GIACOMO DAMMACCO di alfredo giovine

Nel glorioso firmamento musicale di quella Bari che fu, Gia­como Dammacco rappresenta ancora una stella luminosa che non smentì mai le gloriose tradizioni cittadine. Sconosciuto alle fri­vole generazioni, il Dammacco meritava, invero, un più grato ri­cordo di quanto io mi accingo a rinverdire inadeguatamente.

Nato a Bari il 26 giugno 1883, iniziò i suoi studi sotto la guida dell’autorevole maestro del coro del Teatro Petruzzelli, Achille De Pascale. Questi gli fece prendere, non ancora maturo, confi­denza col palcoscenico, facendolo cantare nella parte di ‘messo’ nelle undici rappresentazioni di Trovatore date nel teatro ba­rese dal 18 marzo al 13 aprile del 1903 (anno dell’inaugurazione del teatro).

Il contatto con artisti già arrivati al successo lo spinsero a per­fezionare i suoi studi a Milano sotto la guida del maestro Alessan­dro Guagni. Debuttò ad Acqui nel 1905 inRigoletto e fu accolto dal pubblico e dalla critica con entusiasmo. “Iddio lo aveva do­tato di una voce unica, dolcissima e di una musicalità straordi­naria, che l’avevano portato giovanissimo ad occupare il primo po­sto fra i tenori di grazia del suo tempo”.

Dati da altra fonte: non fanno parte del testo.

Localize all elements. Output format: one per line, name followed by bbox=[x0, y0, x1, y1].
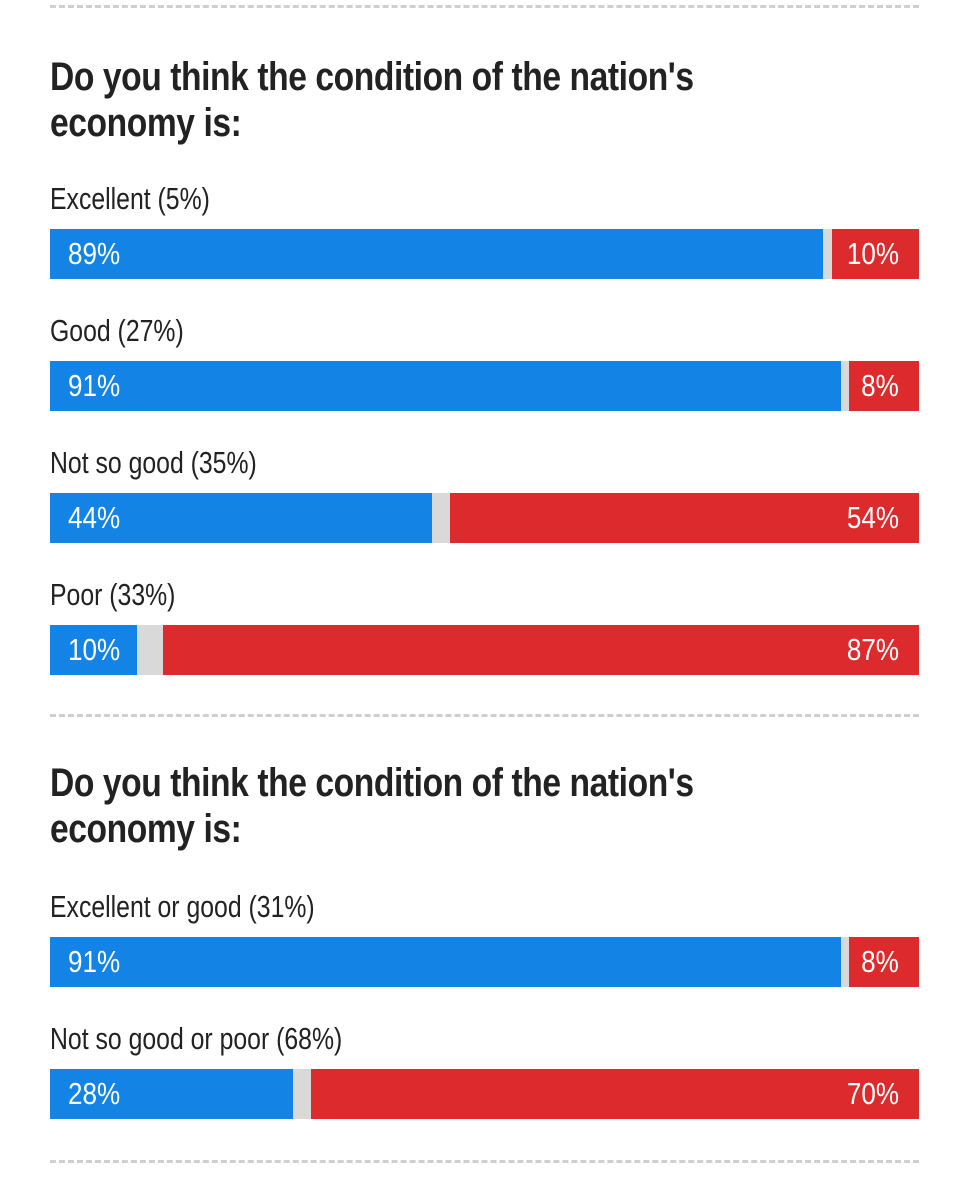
chart-1-row-1-rep-segment bbox=[832, 229, 919, 279]
chart-1-row-1-rep-value: 10% bbox=[846, 236, 899, 271]
chart-2-row-2-rep-value: 70% bbox=[846, 1076, 899, 1111]
chart-1-row-4-bar: 10% 87% bbox=[50, 625, 919, 675]
chart-2-row-2-dem-value: 28% bbox=[68, 1076, 121, 1111]
chart-1-row-2-dem-value: 91% bbox=[68, 368, 121, 403]
chart-1-title: Do you think the condition of the nation… bbox=[50, 55, 694, 145]
chart-2-row-1-rep-value: 8% bbox=[861, 944, 899, 979]
chart-1-row-1-bar: 89% 10% bbox=[50, 229, 919, 279]
chart-1-row-2-rep-segment bbox=[849, 361, 919, 411]
divider-top bbox=[50, 5, 919, 8]
divider-bottom bbox=[50, 1160, 919, 1163]
chart-1-row-3-bar: 44% 54% bbox=[50, 493, 919, 543]
chart-1-row-2-bar: 91% 8% bbox=[50, 361, 919, 411]
divider-middle bbox=[50, 714, 919, 717]
chart-2-row-2-bar: 28% 70% bbox=[50, 1069, 919, 1119]
chart-1-row-1-dem-value: 89% bbox=[68, 236, 121, 271]
chart-2-row-1-dem-segment bbox=[50, 937, 841, 987]
chart-1-row-4-dem-segment bbox=[50, 625, 137, 675]
chart-1-row-2-label: Good (27%) bbox=[50, 313, 184, 348]
chart-1-row-3-label: Not so good (35%) bbox=[50, 445, 257, 480]
chart-2-row-1-bar: 91% 8% bbox=[50, 937, 919, 987]
chart-1-row-4-label: Poor (33%) bbox=[50, 577, 176, 612]
chart-1-row-4-dem-value: 10% bbox=[68, 632, 121, 667]
chart-1-row-1-dem-segment bbox=[50, 229, 824, 279]
chart-2-row-2-rep-segment bbox=[310, 1069, 919, 1119]
chart-2-row-1-label: Excellent or good (31%) bbox=[50, 889, 315, 924]
chart-1-row-3-dem-value: 44% bbox=[68, 500, 121, 535]
chart-1-row-3-dem-segment bbox=[50, 493, 433, 543]
chart-2-row-2-dem-segment bbox=[50, 1069, 294, 1119]
chart-2-row-1-rep-segment bbox=[849, 937, 919, 987]
chart-1-row-3-rep-value: 54% bbox=[846, 500, 899, 535]
chart-1-row-1-label: Excellent (5%) bbox=[50, 181, 210, 216]
chart-1-row-4-rep-value: 87% bbox=[846, 632, 899, 667]
chart-2-row-1-dem-value: 91% bbox=[68, 944, 121, 979]
chart-2-title: Do you think the condition of the nation… bbox=[50, 761, 694, 851]
chart-1-row-2-rep-value: 8% bbox=[861, 368, 899, 403]
chart-1-row-3-rep-segment bbox=[449, 493, 919, 543]
chart-1-row-4-rep-segment bbox=[162, 625, 919, 675]
chart-2-row-2-label: Not so good or poor (68%) bbox=[50, 1021, 343, 1056]
chart-1-row-2-dem-segment bbox=[50, 361, 841, 411]
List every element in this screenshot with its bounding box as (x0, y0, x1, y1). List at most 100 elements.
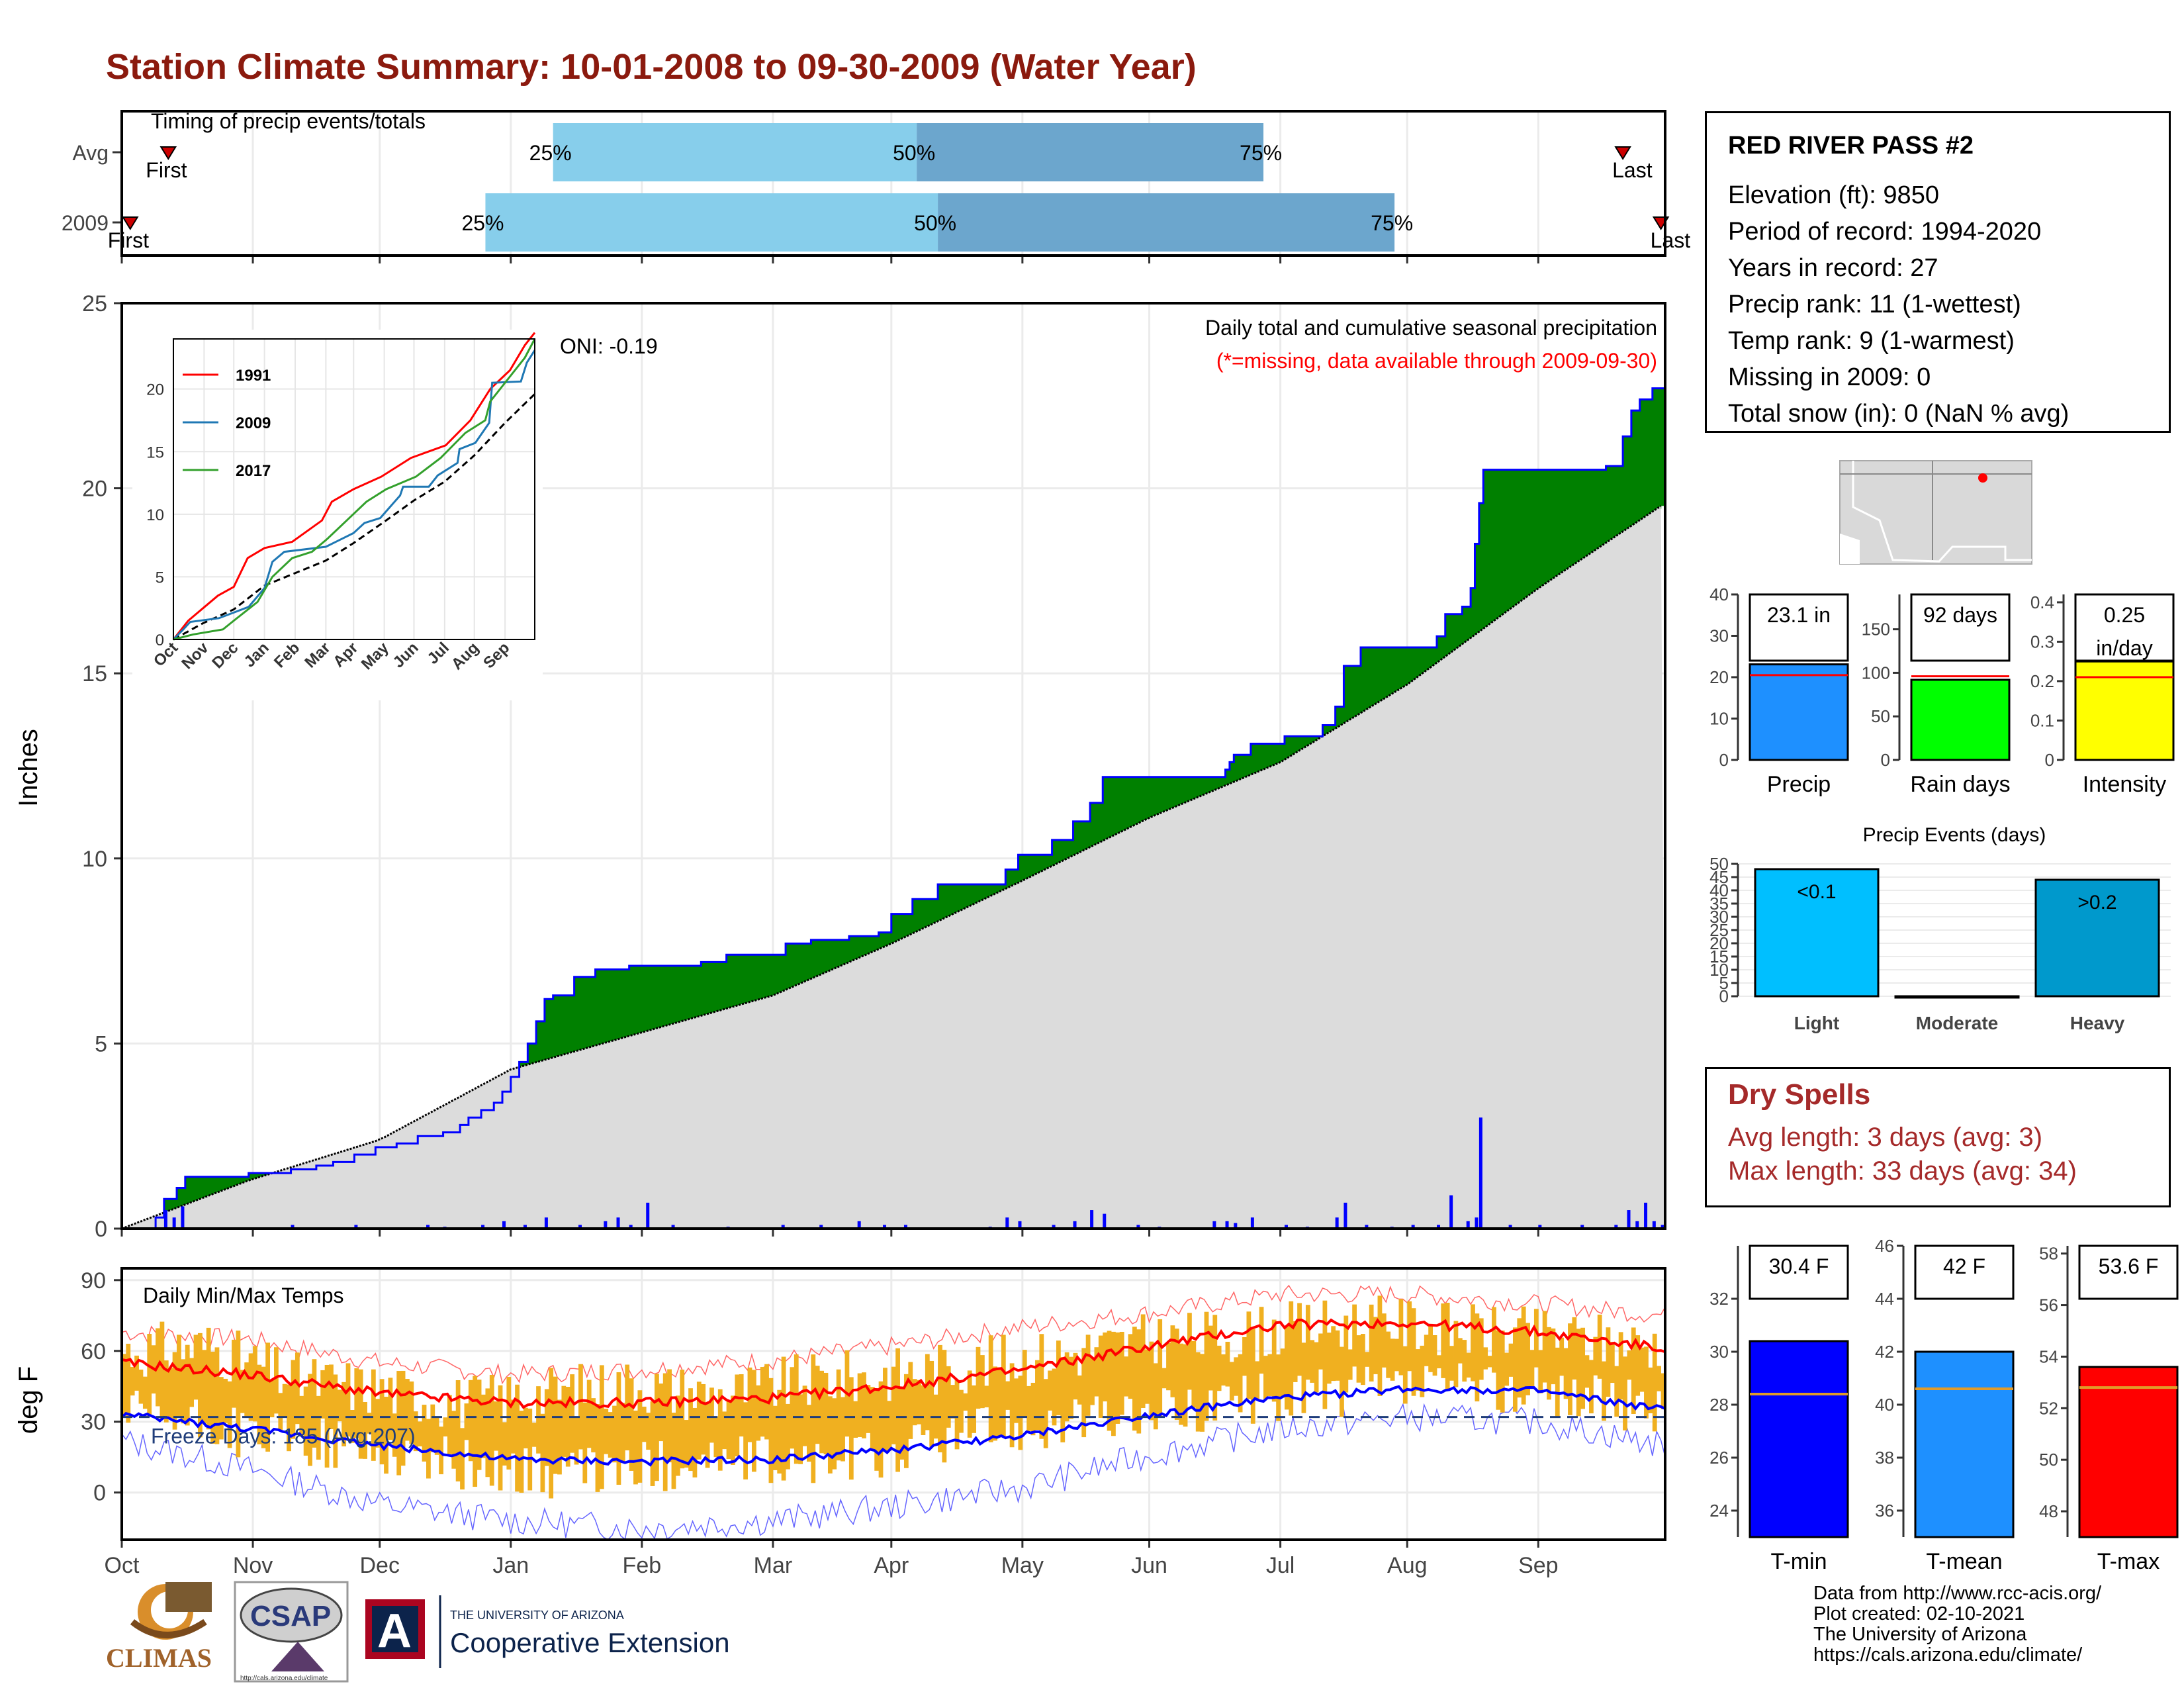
precip-departure-fill (1343, 666, 1349, 724)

Da Acqui passò acclamato a Torino, Milano, Palermo,La Spezia, Novara, Padova, Modena, Udine, Brescia, Verona, Parma e in circa 40 teatri nazionali. Durante la sua carriera cantò prevalente­mente all’estero: Spagna, Svizzera, Romania, Bulgaria, Messico, Russia, Cile, Perù, Filadelfia, Boston.

Al “Met” di New York cantò nel Barbiere di Siviglia, Sonnambula e Tra­viata conla Barrientos, conla Hempel e con il baritono De Luca sotto la direzione dei maestri Polacco e Bavagnoli. Il successo fu dei più calorosi.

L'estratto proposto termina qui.